PIKEVILLE — Teen athletes often become invested in grueling training schedules and achieving success in such intense competition that it can often consume their lives.
Clay Matthews, however, is an exception.
A multi-sport athlete expected to rewrite the record books on the football field and baseball diamond in 2021, he has a completely different perspective on his senior campaign at Charles B. Aycock.
Matthews is a dad, too.
No matter how his day went in either the classroom or skill-development sessions during this COVID pandemic, his world changes when he gets home.
That’s when he immediately wraps his arms around his bright-eyed little girl — Leighton Brie Matthews.
“I’ve had a lot of people tell me it’s going to change my life and I’m going to love her to death,” Matthews said. “Now, here I am and it’s exactly what they said. Coming home every day, seeing her smile, holding her, it takes everything off your shoulders when you’ve had a bad day.
“It just makes me more hungry.”
Hungry to fulfill a life-long dream and continue a family tradition.
One of the most-talented players to grace a CBA uniform, Matthews signed a national letter-of-intent to play baseball at the University of Mount Olive in 2022.
His dad, Brad, played for Mount Olive in the 1990s.
Brad’s cousin, Derek, also wore the Trojans’ green.
“It’s pretty cool,” Matthews said. “Walking around [campus], about halfway through I thought, ‘yeah this is definitely the right place for me to be at.’

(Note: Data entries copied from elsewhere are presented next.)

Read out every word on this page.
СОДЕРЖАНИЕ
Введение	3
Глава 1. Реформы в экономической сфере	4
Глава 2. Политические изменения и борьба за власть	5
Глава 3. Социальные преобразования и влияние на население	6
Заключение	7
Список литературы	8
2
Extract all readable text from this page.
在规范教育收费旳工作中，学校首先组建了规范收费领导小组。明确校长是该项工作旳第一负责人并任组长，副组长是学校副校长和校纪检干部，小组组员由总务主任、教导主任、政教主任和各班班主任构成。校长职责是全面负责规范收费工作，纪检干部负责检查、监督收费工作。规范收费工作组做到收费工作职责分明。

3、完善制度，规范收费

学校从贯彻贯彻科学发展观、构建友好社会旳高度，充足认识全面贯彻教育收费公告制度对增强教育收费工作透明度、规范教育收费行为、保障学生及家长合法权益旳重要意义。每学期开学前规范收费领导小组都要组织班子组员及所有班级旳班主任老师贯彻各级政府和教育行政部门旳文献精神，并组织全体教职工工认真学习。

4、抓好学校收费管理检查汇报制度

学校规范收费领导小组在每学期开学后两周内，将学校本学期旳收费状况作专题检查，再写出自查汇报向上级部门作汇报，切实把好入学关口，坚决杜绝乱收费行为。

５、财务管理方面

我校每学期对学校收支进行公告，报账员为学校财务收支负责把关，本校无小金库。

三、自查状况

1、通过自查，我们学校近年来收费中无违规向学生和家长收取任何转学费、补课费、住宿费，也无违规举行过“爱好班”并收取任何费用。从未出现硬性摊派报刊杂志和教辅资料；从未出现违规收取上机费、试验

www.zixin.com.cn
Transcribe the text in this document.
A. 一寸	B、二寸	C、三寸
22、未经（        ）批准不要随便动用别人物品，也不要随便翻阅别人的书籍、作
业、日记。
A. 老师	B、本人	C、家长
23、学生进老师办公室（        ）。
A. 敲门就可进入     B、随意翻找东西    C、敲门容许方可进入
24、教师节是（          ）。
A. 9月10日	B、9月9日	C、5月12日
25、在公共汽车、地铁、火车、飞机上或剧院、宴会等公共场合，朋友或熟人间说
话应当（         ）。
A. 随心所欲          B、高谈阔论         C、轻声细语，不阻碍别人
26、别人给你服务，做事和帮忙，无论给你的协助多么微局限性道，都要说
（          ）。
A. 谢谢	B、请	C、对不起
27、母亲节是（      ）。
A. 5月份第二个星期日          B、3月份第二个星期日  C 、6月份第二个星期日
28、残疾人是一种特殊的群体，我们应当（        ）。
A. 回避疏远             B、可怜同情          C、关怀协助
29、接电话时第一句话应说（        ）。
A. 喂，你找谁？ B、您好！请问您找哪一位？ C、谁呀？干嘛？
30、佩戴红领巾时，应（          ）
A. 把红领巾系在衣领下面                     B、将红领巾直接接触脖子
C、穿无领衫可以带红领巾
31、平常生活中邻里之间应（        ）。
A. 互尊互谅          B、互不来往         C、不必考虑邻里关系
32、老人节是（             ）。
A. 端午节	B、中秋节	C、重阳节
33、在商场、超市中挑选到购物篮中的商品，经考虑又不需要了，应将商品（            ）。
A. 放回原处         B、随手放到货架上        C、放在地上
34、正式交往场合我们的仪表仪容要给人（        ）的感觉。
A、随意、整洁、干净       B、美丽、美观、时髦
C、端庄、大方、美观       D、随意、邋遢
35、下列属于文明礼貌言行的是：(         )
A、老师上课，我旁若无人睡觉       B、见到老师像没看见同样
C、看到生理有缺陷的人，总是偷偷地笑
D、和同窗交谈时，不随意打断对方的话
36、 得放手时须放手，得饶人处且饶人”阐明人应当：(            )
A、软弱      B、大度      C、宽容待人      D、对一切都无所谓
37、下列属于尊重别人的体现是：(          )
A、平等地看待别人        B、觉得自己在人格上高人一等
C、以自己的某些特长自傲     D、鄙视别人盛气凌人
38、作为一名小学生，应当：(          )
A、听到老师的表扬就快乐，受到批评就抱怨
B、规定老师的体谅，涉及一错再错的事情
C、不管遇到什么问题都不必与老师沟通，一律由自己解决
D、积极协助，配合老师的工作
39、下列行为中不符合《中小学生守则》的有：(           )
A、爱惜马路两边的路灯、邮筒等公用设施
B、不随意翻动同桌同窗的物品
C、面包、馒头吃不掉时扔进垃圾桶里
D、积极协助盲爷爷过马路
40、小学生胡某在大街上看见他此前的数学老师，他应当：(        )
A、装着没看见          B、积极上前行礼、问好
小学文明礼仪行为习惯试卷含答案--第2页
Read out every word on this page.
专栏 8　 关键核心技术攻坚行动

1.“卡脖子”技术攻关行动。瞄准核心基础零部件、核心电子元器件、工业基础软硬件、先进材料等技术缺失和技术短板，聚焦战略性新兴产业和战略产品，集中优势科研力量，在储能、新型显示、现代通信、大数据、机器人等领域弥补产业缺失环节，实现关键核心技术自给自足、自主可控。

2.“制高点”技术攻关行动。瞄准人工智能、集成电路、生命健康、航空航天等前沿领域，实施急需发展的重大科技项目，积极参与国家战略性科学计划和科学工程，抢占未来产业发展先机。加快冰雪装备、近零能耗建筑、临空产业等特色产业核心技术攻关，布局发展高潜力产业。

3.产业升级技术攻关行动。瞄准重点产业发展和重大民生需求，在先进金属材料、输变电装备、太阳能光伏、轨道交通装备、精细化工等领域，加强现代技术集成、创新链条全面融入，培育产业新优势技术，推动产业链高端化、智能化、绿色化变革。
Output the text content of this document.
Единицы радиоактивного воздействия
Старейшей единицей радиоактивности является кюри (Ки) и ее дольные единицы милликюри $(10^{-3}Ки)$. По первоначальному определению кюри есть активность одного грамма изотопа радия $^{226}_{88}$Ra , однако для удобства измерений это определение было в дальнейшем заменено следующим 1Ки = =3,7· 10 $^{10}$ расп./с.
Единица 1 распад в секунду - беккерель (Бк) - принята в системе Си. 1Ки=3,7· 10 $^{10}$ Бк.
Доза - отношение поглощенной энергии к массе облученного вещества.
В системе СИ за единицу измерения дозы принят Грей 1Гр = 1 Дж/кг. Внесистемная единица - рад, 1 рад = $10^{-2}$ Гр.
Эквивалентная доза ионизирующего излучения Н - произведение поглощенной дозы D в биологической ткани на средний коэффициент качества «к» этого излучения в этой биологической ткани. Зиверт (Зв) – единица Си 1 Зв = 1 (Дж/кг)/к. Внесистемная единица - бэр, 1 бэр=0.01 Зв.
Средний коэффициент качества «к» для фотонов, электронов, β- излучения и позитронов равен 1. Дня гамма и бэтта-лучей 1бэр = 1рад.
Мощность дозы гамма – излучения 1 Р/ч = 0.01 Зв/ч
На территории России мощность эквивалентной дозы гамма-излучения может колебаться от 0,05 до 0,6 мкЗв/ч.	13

“I just think it’s a good fit for me…best choice because I’m close to home.”
Before the coronavirus abruptly canceled high school sports last spring, Matthews’ batting average hovered above .400. He hopes to find that magic again next spring and build on some stout career numbers.
Matthews has scored 31 runs, collected 39 hits and knocked in 30 RBI during his 48-game high school career. He’s hitting a crisp .312 at the dish with just 21 strikeouts in 159 official plate appearances.
A shortstop-turned-outfielder, he’s posted a .940 fielding percentage on defense.
“I think UMO is a great fit for Clay,” said CBA head coach Allen Thomas. “He has a chance to go there and have a fantastic career.”
During his campus tour with UMO alum and pitching coach Casey Hodges, Matthews learned about campus life, the importance of academics and the quality of athletes who have played in the program.
The daily grind — a family, academics, athletics — will emerge as a bigger challenge once he leaves CBA.
“I think I need to be a true leader, even as a freshman,” Matthews said. “I’m going to try to push everybody. If I go out there and play, listen to everything they say and do the stuff they tell me in practice, I think I’ll go pretty far.”